Spot gold was 0.2% lower at $4,221.49 per ounce at 0300 GMT after touching its strongest level since December 5 earlier in the session. US gold futures for February delivery rose 0.6% to $4,249.70 an ounce.
In the domestic market, gold prices were steady, with 24-karat gold at ₹13,020 per gram, 22-karat at ₹11,935, and 18-karat at ₹9,765.
Fed’s split vote keeps traders cautious
The Federal Reserve delivered a 25-basis-point cut in a narrow 7–6 vote.
While most policymakers expect another reduction in 2025, the unusually split decision and Chair Jerome Powell’s reluctance to signal a clear path forward left markets uncertain about the pace of easing.
“Gold has been unable to build on early gains because the Fed’s message was essentially that any further rate cuts could be few and far between,” said Tim Waterer, Chief Market Analyst at KCM Trade.
Ravi Singh, Chief Research Officer at Master Capital Services, said bullion continues to benefit from the softer dollar environment created by the rate cut.
“Gold and silver reacted well. These metals usually shine when rates fall because the dollar weakens and real returns on cash drop,” he said, adding that the broader mood in emerging markets has also improved.
Aksha Kamboj, Vice President, India Bullion & Jewellers Association (IBJA), said the marginal dip in domestic prices appears to be a pause rather than a shift in trend.
“The pullback still looks more like a pause after the recent resilience.
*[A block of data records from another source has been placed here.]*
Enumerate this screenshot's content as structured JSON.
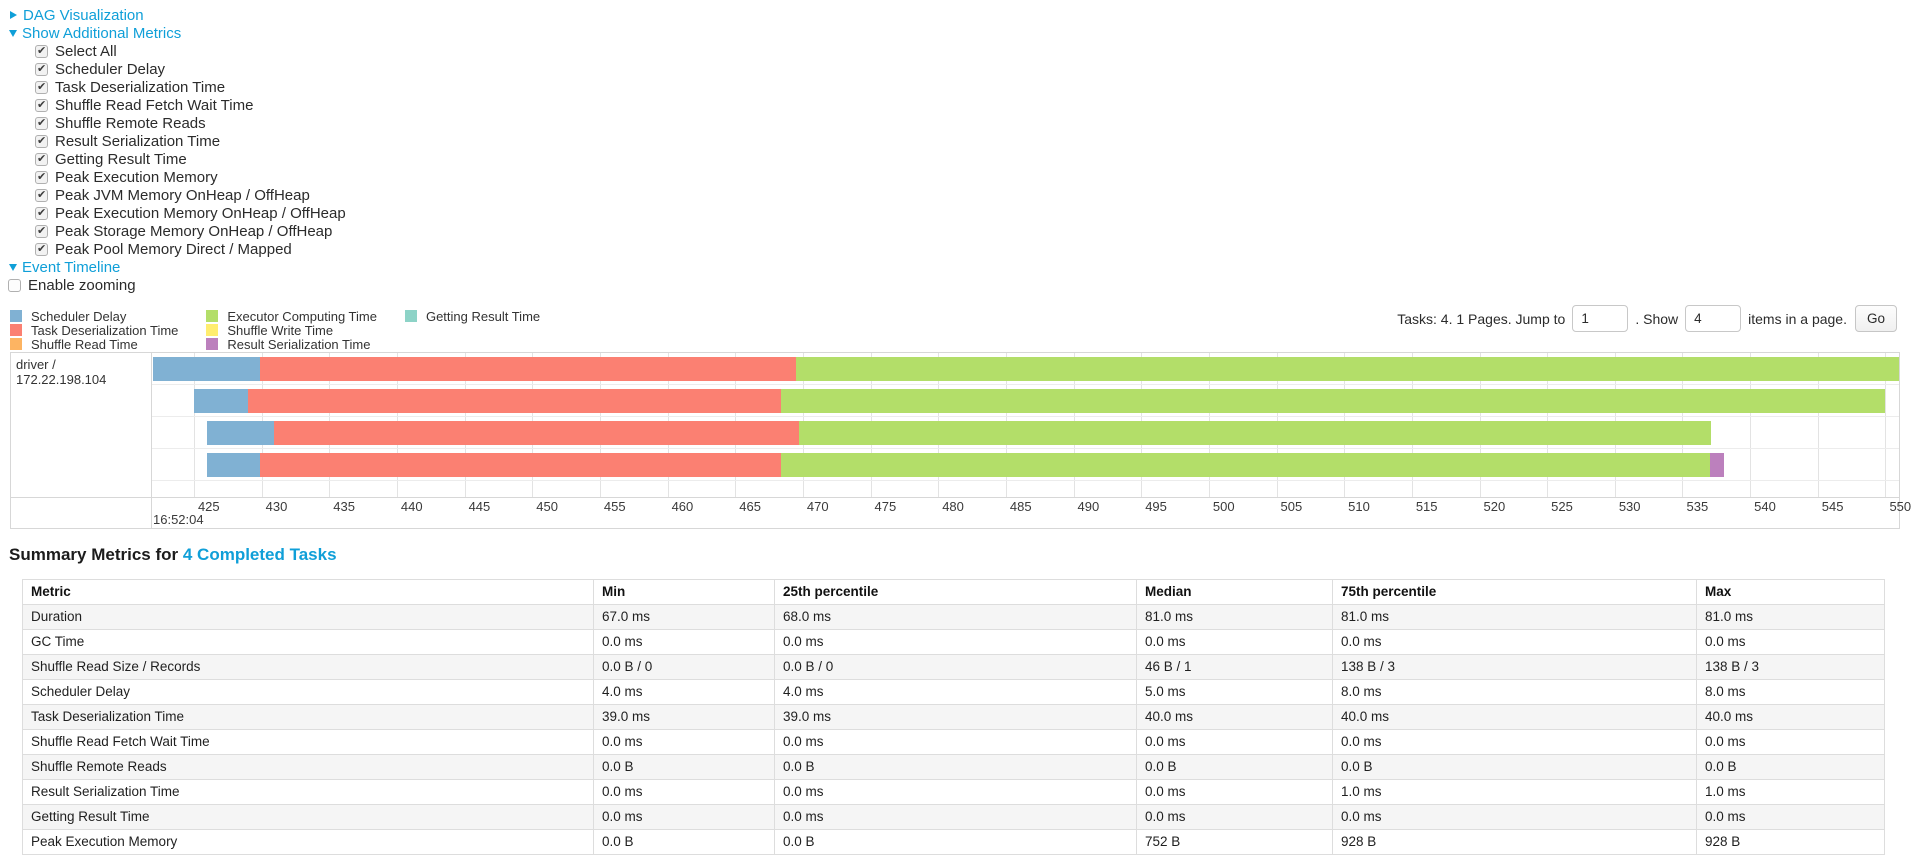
{
  "link_color": "#0f9fd8",
  "sections": {
    "dag": {
      "label": "DAG Visualization",
      "state": "collapsed"
    },
    "metrics_toggle": {
      "label": "Show Additional Metrics",
      "state": "expanded"
    },
    "event_timeline": {
      "label": "Event Timeline",
      "state": "expanded"
    }
  },
  "metrics_panel": {
    "items": [
      "Select All",
      "Scheduler Delay",
      "Task Deserialization Time",
      "Shuffle Read Fetch Wait Time",
      "Shuffle Remote Reads",
      "Result Serialization Time",
      "Getting Result Time",
      "Peak Execution Memory",
      "Peak JVM Memory OnHeap / OffHeap",
      "Peak Execution Memory OnHeap / OffHeap",
      "Peak Storage Memory OnHeap / OffHeap",
      "Peak Pool Memory Direct / Mapped"
    ],
    "all_checked": true
  },
  "enable_zooming": {
    "label": "Enable zooming",
    "checked": false
  },
  "timeline": {
    "legend": [
      {
        "key": "scheduler_delay",
        "label": "Scheduler Delay",
        "color": "#80B1D3"
      },
      {
        "key": "task_deserialization",
        "label": "Task Deserialization Time",
        "color": "#FB8072"
      },
      {
        "key": "shuffle_read",
        "label": "Shuffle Read Time",
        "color": "#FDB462"
      },
      {
        "key": "executor_computing",
        "label": "Executor Computing Time",
        "color": "#B3DE69"
      },
      {
        "key": "shuffle_write",
        "label": "Shuffle Write Time",
        "color": "#FFED6F"
      },
      {
        "key": "result_serialization",
        "label": "Result Serialization Time",
        "color": "#BC80BD"
      },
      {
        "key": "getting_result",
        "label": "Getting Result Time",
        "color": "#8DD3C7"
      }
    ]
  },
  "pagination": {
    "prefix": "Tasks: 4. 1 Pages. Jump to",
    "jump_value": "1",
    "middle": ". Show",
    "show_value": "4",
    "suffix": "items in a page.",
    "go_label": "Go"
  },
  "chart_data": {
    "type": "timeline-gantt",
    "group_label": "driver / 172.22.198.104",
    "axis": {
      "start": 421.9,
      "end": 551.0,
      "tick_start": 425,
      "tick_end": 550,
      "tick_step": 5,
      "time_label": "16:52:04",
      "units": "milliseconds within 16:52:04"
    },
    "tasks": [
      {
        "segments": [
          {
            "name": "scheduler_delay",
            "from": 422.0,
            "to": 429.9
          },
          {
            "name": "task_deserialization",
            "from": 429.9,
            "to": 469.5
          },
          {
            "name": "executor_computing",
            "from": 469.5,
            "to": 551.0
          }
        ]
      },
      {
        "segments": [
          {
            "name": "scheduler_delay",
            "from": 425.0,
            "to": 429.0
          },
          {
            "name": "task_deserialization",
            "from": 429.0,
            "to": 468.4
          },
          {
            "name": "executor_computing",
            "from": 468.4,
            "to": 550.0
          }
        ]
      },
      {
        "segments": [
          {
            "name": "scheduler_delay",
            "from": 426.0,
            "to": 430.9
          },
          {
            "name": "task_deserialization",
            "from": 430.9,
            "to": 469.7
          },
          {
            "name": "executor_computing",
            "from": 469.7,
            "to": 537.1
          }
        ]
      },
      {
        "segments": [
          {
            "name": "scheduler_delay",
            "from": 426.0,
            "to": 429.9
          },
          {
            "name": "task_deserialization",
            "from": 429.9,
            "to": 468.4
          },
          {
            "name": "executor_computing",
            "from": 468.4,
            "to": 537.0
          },
          {
            "name": "result_serialization",
            "from": 537.0,
            "to": 538.1
          }
        ]
      }
    ]
  },
  "summary": {
    "heading_prefix": "Summary Metrics for",
    "heading_link": "4 Completed Tasks",
    "columns": [
      "Metric",
      "Min",
      "25th percentile",
      "Median",
      "75th percentile",
      "Max"
    ],
    "rows": [
      [
        "Duration",
        "67.0 ms",
        "68.0 ms",
        "81.0 ms",
        "81.0 ms",
        "81.0 ms"
      ],
      [
        "GC Time",
        "0.0 ms",
        "0.0 ms",
        "0.0 ms",
        "0.0 ms",
        "0.0 ms"
      ],
      [
        "Shuffle Read Size / Records",
        "0.0 B / 0",
        "0.0 B / 0",
        "46 B / 1",
        "138 B / 3",
        "138 B / 3"
      ],
      [
        "Scheduler Delay",
        "4.0 ms",
        "4.0 ms",
        "5.0 ms",
        "8.0 ms",
        "8.0 ms"
      ],
      [
        "Task Deserialization Time",
        "39.0 ms",
        "39.0 ms",
        "40.0 ms",
        "40.0 ms",
        "40.0 ms"
      ],
      [
        "Shuffle Read Fetch Wait Time",
        "0.0 ms",
        "0.0 ms",
        "0.0 ms",
        "0.0 ms",
        "0.0 ms"
      ],
      [
        "Shuffle Remote Reads",
        "0.0 B",
        "0.0 B",
        "0.0 B",
        "0.0 B",
        "0.0 B"
      ],
      [
        "Result Serialization Time",
        "0.0 ms",
        "0.0 ms",
        "0.0 ms",
        "1.0 ms",
        "1.0 ms"
      ],
      [
        "Getting Result Time",
        "0.0 ms",
        "0.0 ms",
        "0.0 ms",
        "0.0 ms",
        "0.0 ms"
      ],
      [
        "Peak Execution Memory",
        "0.0 B",
        "0.0 B",
        "752 B",
        "928 B",
        "928 B"
      ]
    ]
  }
}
Rate-cut expectations and a softer dollar are still providing a steady base of support,” she noted.
Manav Modi, Commodities Analyst – Precious Metals at Motilal Oswal Financial Services, said the market is still digesting the Fed’s mixed signals.
“Gold continues to trade steady as market participants digest yet another cautious cut by the US central bank,” he said, pointing to the upcoming US inflation and jobs data as near-term drivers.
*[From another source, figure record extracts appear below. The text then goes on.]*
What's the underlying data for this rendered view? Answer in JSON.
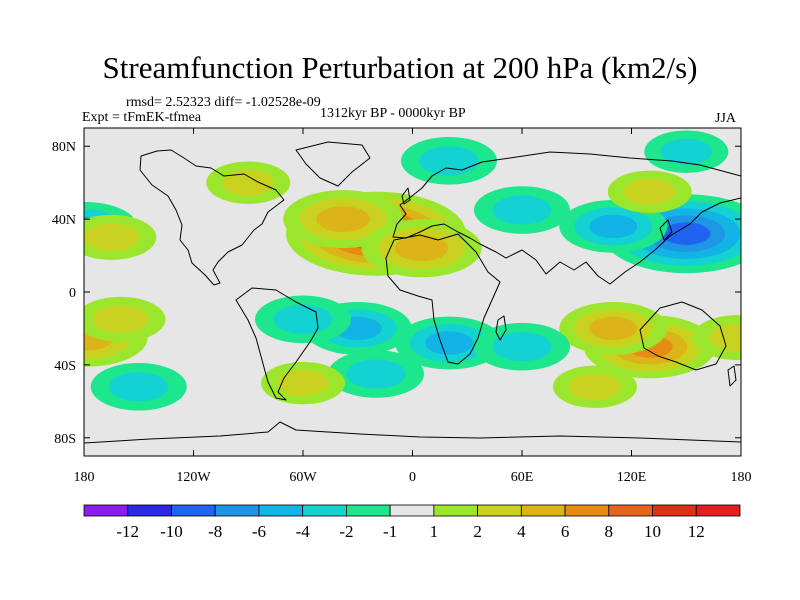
{
  "chart_data": {
    "type": "heatmap",
    "title": "Streamfunction Perturbation at 200 hPa (km2/s)",
    "stats": "rmsd= 2.52323 diff= -1.02528e-09",
    "experiment": "Expt = tFmEK-tfmea",
    "period": "1312kyr BP - 0000kyr BP",
    "season": "JJA",
    "xlim": [
      -180,
      180
    ],
    "ylim": [
      -90,
      90
    ],
    "x_ticks": [
      {
        "value": -180,
        "label": "180"
      },
      {
        "value": -120,
        "label": "120W"
      },
      {
        "value": -60,
        "label": "60W"
      },
      {
        "value": 0,
        "label": "0"
      },
      {
        "value": 60,
        "label": "60E"
      },
      {
        "value": 120,
        "label": "120E"
      },
      {
        "value": 180,
        "label": "180"
      }
    ],
    "y_ticks": [
      {
        "value": 80,
        "label": "80N"
      },
      {
        "value": 40,
        "label": "40N"
      },
      {
        "value": 0,
        "label": "0"
      },
      {
        "value": -40,
        "label": "40S"
      },
      {
        "value": -80,
        "label": "80S"
      }
    ],
    "colorbar": {
      "labels": [
        "-12",
        "-10",
        "-8",
        "-6",
        "-4",
        "-2",
        "-1",
        "1",
        "2",
        "4",
        "6",
        "8",
        "10",
        "12"
      ],
      "colors": [
        "#8c1df0",
        "#2b28e6",
        "#1e64f0",
        "#1e96e6",
        "#12b4e6",
        "#14d2d2",
        "#1ee68c",
        "#e6e6e6",
        "#9be62d",
        "#c8d21e",
        "#dcb419",
        "#e68c14",
        "#e6641e",
        "#dc3214",
        "#e61e1e"
      ]
    },
    "anomalies": [
      {
        "lon": -20,
        "lat": 32,
        "value": 10
      },
      {
        "lon": -38,
        "lat": 40,
        "value": 5
      },
      {
        "lon": 5,
        "lat": 24,
        "value": 5
      },
      {
        "lon": 150,
        "lat": 32,
        "value": -9
      },
      {
        "lon": 110,
        "lat": 36,
        "value": -4
      },
      {
        "lon": 60,
        "lat": 45,
        "value": -3
      },
      {
        "lon": -180,
        "lat": 35,
        "value": -4
      },
      {
        "lon": -165,
        "lat": 30,
        "value": 2.5
      },
      {
        "lon": 130,
        "lat": -30,
        "value": 6
      },
      {
        "lon": 110,
        "lat": -20,
        "value": 4
      },
      {
        "lon": 178,
        "lat": -25,
        "value": 2.5
      },
      {
        "lon": -178,
        "lat": -25,
        "value": 5
      },
      {
        "lon": -160,
        "lat": -15,
        "value": 2.5
      },
      {
        "lon": -30,
        "lat": -20,
        "value": -4
      },
      {
        "lon": -60,
        "lat": -15,
        "value": -3
      },
      {
        "lon": 20,
        "lat": -28,
        "value": -4
      },
      {
        "lon": 60,
        "lat": -30,
        "value": -3
      },
      {
        "lon": -20,
        "lat": -45,
        "value": -3
      },
      {
        "lon": 20,
        "lat": 72,
        "value": -3
      },
      {
        "lon": -150,
        "lat": -52,
        "value": -3
      },
      {
        "lon": 100,
        "lat": -52,
        "value": 2
      },
      {
        "lon": -60,
        "lat": -50,
        "value": 2
      },
      {
        "lon": 150,
        "lat": 77,
        "value": -2
      },
      {
        "lon": -90,
        "lat": 60,
        "value": 2
      },
      {
        "lon": 130,
        "lat": 55,
        "value": 2
      }
    ]
  }
}
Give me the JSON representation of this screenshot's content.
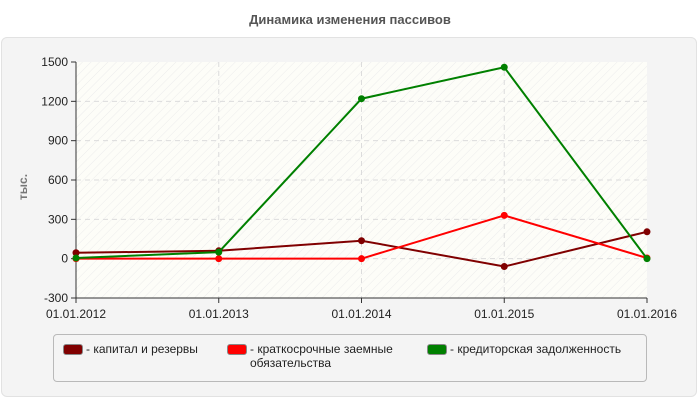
{
  "header": {
    "title": "Динамика изменения пассивов"
  },
  "axis": {
    "y_label": "тыс.",
    "y_ticks": [
      "1500",
      "1200",
      "900",
      "600",
      "300",
      "0",
      "-300"
    ],
    "x_ticks": [
      "01.01.2012",
      "01.01.2013",
      "01.01.2014",
      "01.01.2015",
      "01.01.2016"
    ]
  },
  "legend": {
    "items": [
      {
        "label": "- капитал и резервы",
        "color": "#800000"
      },
      {
        "label": "- краткосрочные заемные обязательства",
        "color": "#ff0000"
      },
      {
        "label": "- кредиторская задолженность",
        "color": "#008000"
      }
    ]
  },
  "chart_data": {
    "type": "line",
    "title": "Динамика изменения пассивов",
    "xlabel": "",
    "ylabel": "тыс.",
    "ylim": [
      -300,
      1500
    ],
    "y_ticks": [
      -300,
      0,
      300,
      600,
      900,
      1200,
      1500
    ],
    "grid": true,
    "legend_position": "bottom",
    "x": [
      "01.01.2012",
      "01.01.2013",
      "01.01.2014",
      "01.01.2015",
      "01.01.2016"
    ],
    "series": [
      {
        "name": "капитал и резервы",
        "color": "#800000",
        "values": [
          45,
          60,
          137,
          -60,
          205
        ]
      },
      {
        "name": "краткосрочные заемные обязательства",
        "color": "#ff0000",
        "values": [
          0,
          0,
          0,
          330,
          5
        ]
      },
      {
        "name": "кредиторская задолженность",
        "color": "#008000",
        "values": [
          5,
          50,
          1220,
          1460,
          0
        ]
      }
    ]
  }
}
Rahul Kalantri, VP Commodities at Mehta Equities, added that easing bond yields and a weaker dollar have helped cushion gold.
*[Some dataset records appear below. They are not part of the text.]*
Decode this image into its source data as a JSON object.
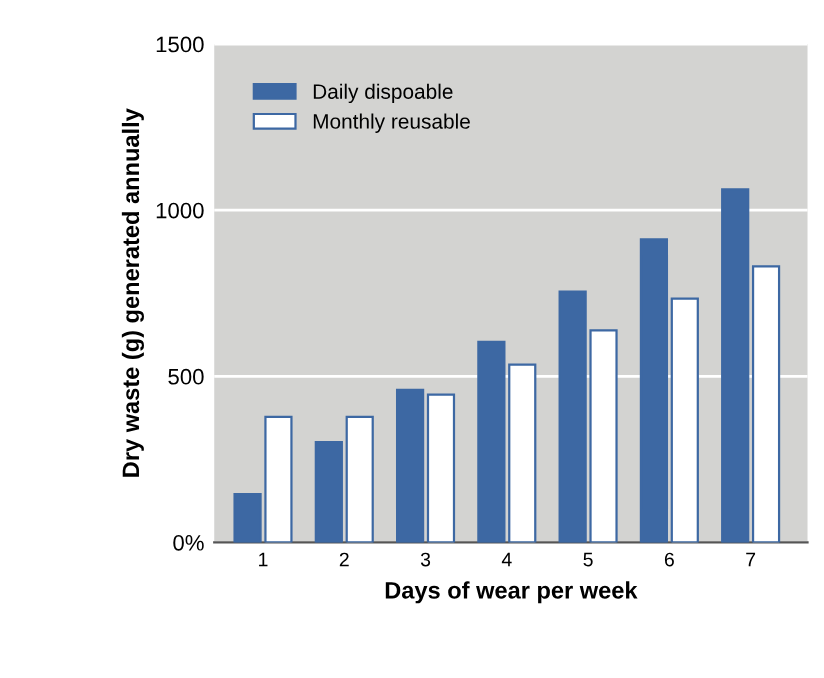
{
  "chart_data": {
    "type": "bar",
    "xlabel": "Days of wear per week",
    "ylabel": "Dry waste (g) generated annually",
    "categories": [
      "1",
      "2",
      "3",
      "4",
      "5",
      "6",
      "7"
    ],
    "series": [
      {
        "name": "Daily dispoable",
        "color": "#3d68a3",
        "values": [
          145,
          302,
          459,
          604,
          755,
          912,
          1063
        ]
      },
      {
        "name": "Monthly reusable",
        "color": "#ffffff",
        "values": [
          378,
          378,
          445,
          535,
          638,
          734,
          831
        ]
      }
    ],
    "ylim": [
      0,
      1500
    ],
    "yticks": [
      {
        "value": 0,
        "label": "0%"
      },
      500,
      1000,
      1500
    ],
    "grid": "y",
    "legend": "top left"
  }
}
“A steep fall in the dollar index and cooling US 10-year Treasury yields also strengthened the metal complex,” he said.
According to him, gold has support at $4,175–4,145 an ounce and resistance at $4,255–4,275 an ounce.
Broader risk sentiment has also turned constructive.
“We’re not surprised to see near-term optimism… however, the path to lower interest rates may take longer—or may not materialize at all—to the extent that investors believe,” said Vikram Kasat, Head Advisory, PL Capital.